Poco più di un anno fa usciva su Netflix Wild Wild Country, documentario in sei puntate sull’intreccio tra spiritualismo new age e vocazione criminale di una comunità di hippie occidentali stregata dal carisma del santone indiano Shree Rajneesh, meglio noto come Osho. Migliaia di giovani bianchi in fuga dal logorio della vita moderna approdati negli anni Settanta nell’ashram di Rajneesh a Pune, India meridionale, e reindirizzati nella campagna oregoniana agli inizi degli anni Ottanta, in un processo di esportazione del culto edonistico di Osho ad Antelope, Oregon, nel cuore della provincia americana: un luogo geografico e a suo modo spirituale, racchiuso tra i punti cardinali di chiesa, bottega, pick-up truck e villette monofamiliari con giardino.

ACCOLTO CON ENTUSIASMO da critica e pubblico, il documentario alterna sapientemente interviste coi protagonisti della vicenda a filmati di repertorio francamente incredibili, tessendo una tensione narrativa da thriller psicologico attorno alla vera protagonista della storia: Ma Anand Sheila, braccio destro di Osho e architetto dell’intera operazione.

SI DEVE A SHEILA infatti, adepta del culto di Osho sin dall’adolescenza, la designazione di un enorme ranch alle porte di Antelope come sede del fu Rajneeshpuram ashram, una sorta di città-stato pronta a ospitare fino a cinquantamila fedeli e fondata sui principi di Osho: un laboratorio sociale per la creazione di un «new man» capace di amore senza confini, libero da costrutti sociali come credo politico, famiglia e fede, pronto ad abbracciare una spiritualità edonistica dove il sesso libero si affianca al sapere scientifico, alla meditazione per liberarsi dell’ego e alla ricchezza, anche materiale.

Chi frequentava l’ashram di Rajneesh negli anni Settanta sostiene che la prospettiva di una reale liberazione sessuale, un poliamore alimentato dall’esotismo new age, era la vera forza centripeta del culto, il biglietto da visita per attirare orde di giovani occidentali in cerca di un’identità collettiva antitetica allo yuppismo, che proprio in quegli anni stava prendendo piede a livello globale. Trasportati questi valori dall’oasi dell’ashram di Pune, dove allora come oggi ai bianchi sono concesse deroghe al puritanesimo locale inimmaginabili per un indiano, al ranch appena fuori Antelope, Oregon, nascono i primi attriti con la comunità autoctona, una classe media incanutita decisa a godersi la pensione in una pace rassicurante dove, letteralmente, tutti conoscono tutti, e va bene così.

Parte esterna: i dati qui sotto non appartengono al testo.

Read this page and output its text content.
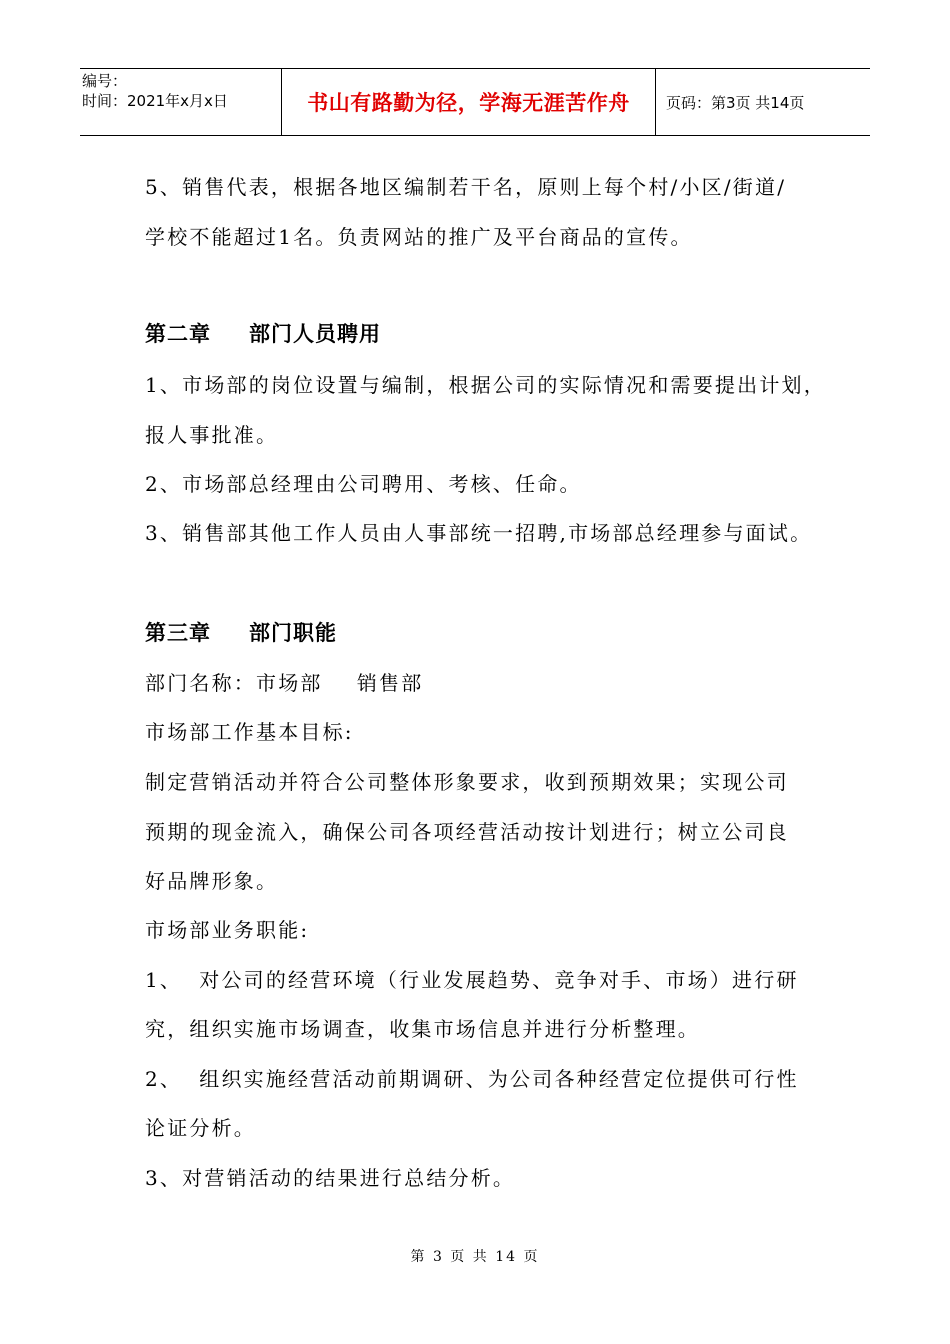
编号：
时间：2021年x月x日	书山有路勤为径，学海无涯苦作舟	页码：第3页 共14页
5、销售代表，根据各地区编制若干名，原则上每个村/小区/街道/
学校不能超过1名。负责网站的推广及平台商品的宣传。
第二章 部门人员聘用
1、市场部的岗位设置与编制，根据公司的实际情况和需要提出计划，
报人事批准。
2、市场部总经理由公司聘用、考核、任命。
3、销售部其他工作人员由人事部统一招聘,市场部总经理参与面试。
第三章 部门职能
部门名称：市场部    销售部
市场部工作基本目标:
制定营销活动并符合公司整体形象要求，收到预期效果；实现公司
预期的现金流入，确保公司各项经营活动按计划进行；树立公司良
好品牌形象。
市场部业务职能:
1、  对公司的经营环境（行业发展趋势、竞争对手、市场）进行研
究，组织实施市场调查，收集市场信息并进行分析整理。
2、  组织实施经营活动前期调研、为公司各种经营定位提供可行性
论证分析。
3、对营销活动的结果进行总结分析。
第 3 页 共 14 页
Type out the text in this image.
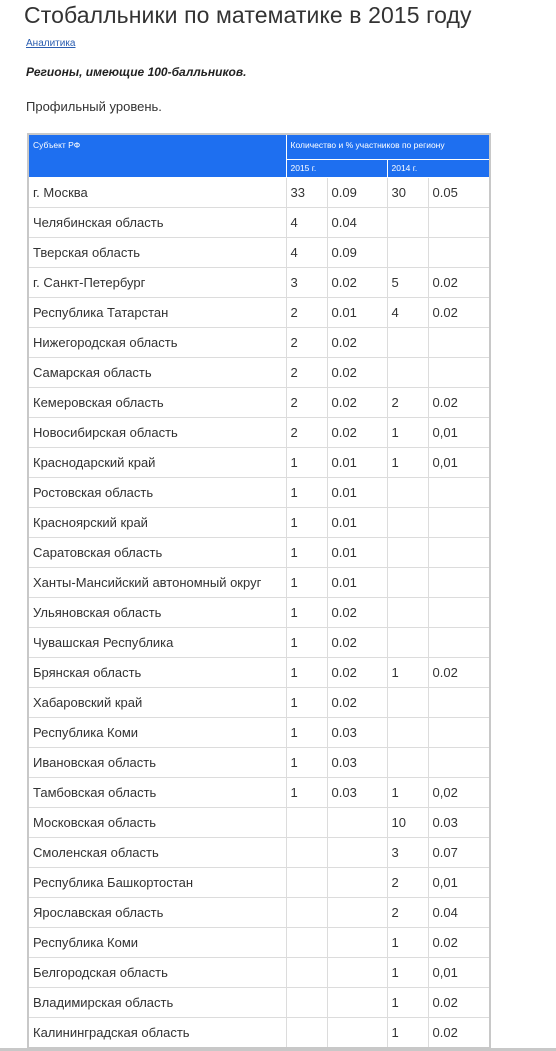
Стобалльники по математике в 2015 году
Аналитика
Регионы, имеющие 100-балльников.
Профильный уровень.
Субъект РФ	Количество и % участников по региону			
	2015 г.		2014 г.	
г. Москва	33	0.09	30	0.05
Челябинская область	4	0.04		
Тверская область	4	0.09		
г. Санкт-Петербург	3	0.02	5	0.02
Республика Татарстан	2	0.01	4	0.02
Нижегородская область	2	0.02		
Самарская область	2	0.02		
Кемеровская область	2	0.02	2	0.02
Новосибирская область	2	0.02	1	0,01
Краснодарский край	1	0.01	1	0,01
Ростовская область	1	0.01		
Красноярский край	1	0.01		
Саратовская область	1	0.01		
Ханты-Мансийский автономный округ	1	0.01		
Ульяновская область	1	0.02		
Чувашская Республика	1	0.02		
Брянская область	1	0.02	1	0.02
Хабаровский край	1	0.02		
Республика Коми	1	0.03		
Ивановская область	1	0.03		
Тамбовская область	1	0.03	1	0,02
Московская область			10	0.03
Смоленская область			3	0.07
Республика Башкортостан			2	0,01
Ярославская область			2	0.04
Республика Коми			1	0.02
Белгородская область			1	0,01
Владимирская область			1	0.02
Калининградская область			1	0.02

LO SCONTRO TRA LE DUE FAZIONI fa emergere la vocazione autoritaria di Ma Ananad Sheila, papessa laica del culto di Osho determinata a perseguire la «visione» di Bhagwan – divinità, in hindi, altro nome di Osho per i suoi adepti – costi quel che costi. La risposta degli hippie di Osho alle minacce degli abitanti di Antelope rifletterà l’orgia del potere di Sheila: i devoti imbracciano le armi e si addestrano per difendere il perimetro del proprio culto, organizzano azioni dimostrative spettacolari come l’avvelenamento di quasi ottocento persone – il più grande attacco biologico all’interno degli Stati uniti – fino a far intervenire FBI e la Guardia Nazionale. Il doc, in fin dei conti, dice nulla dell’India, poco della spiritualità new age, e molto dell’America di quegli anni, le cui contraddizioni in termini di accettazione dell’altro e del concetto di libertà emergono quando i cosiddetti «valori americani» vengono minacciati pur, tecnicamente, all’interno delle prerogative costituzionali.
Sulla scia del successo di Wild Wild Country, recentemente Priyanka Chopra – già Miss Mondo e diva di Bollywood che da qualche anno sta consolidando la propria carriera attoriale anche a Hollywood – ha annunciato di star sviluppando una trasposizione filmica del documentario. Chopra, durante un’ospitata al talk show The Ellen DeGeneres Show, ha spiegato che sarà produttrice e protagonista di un soggetto ispirato al documentario ma incentrato principalmente sulla figura di Ma Anand Sheila, che l’attrice descrive come «ambigua». Progetto ambizioso che dubitiamo reggerà il confronto col docu-thriller originale.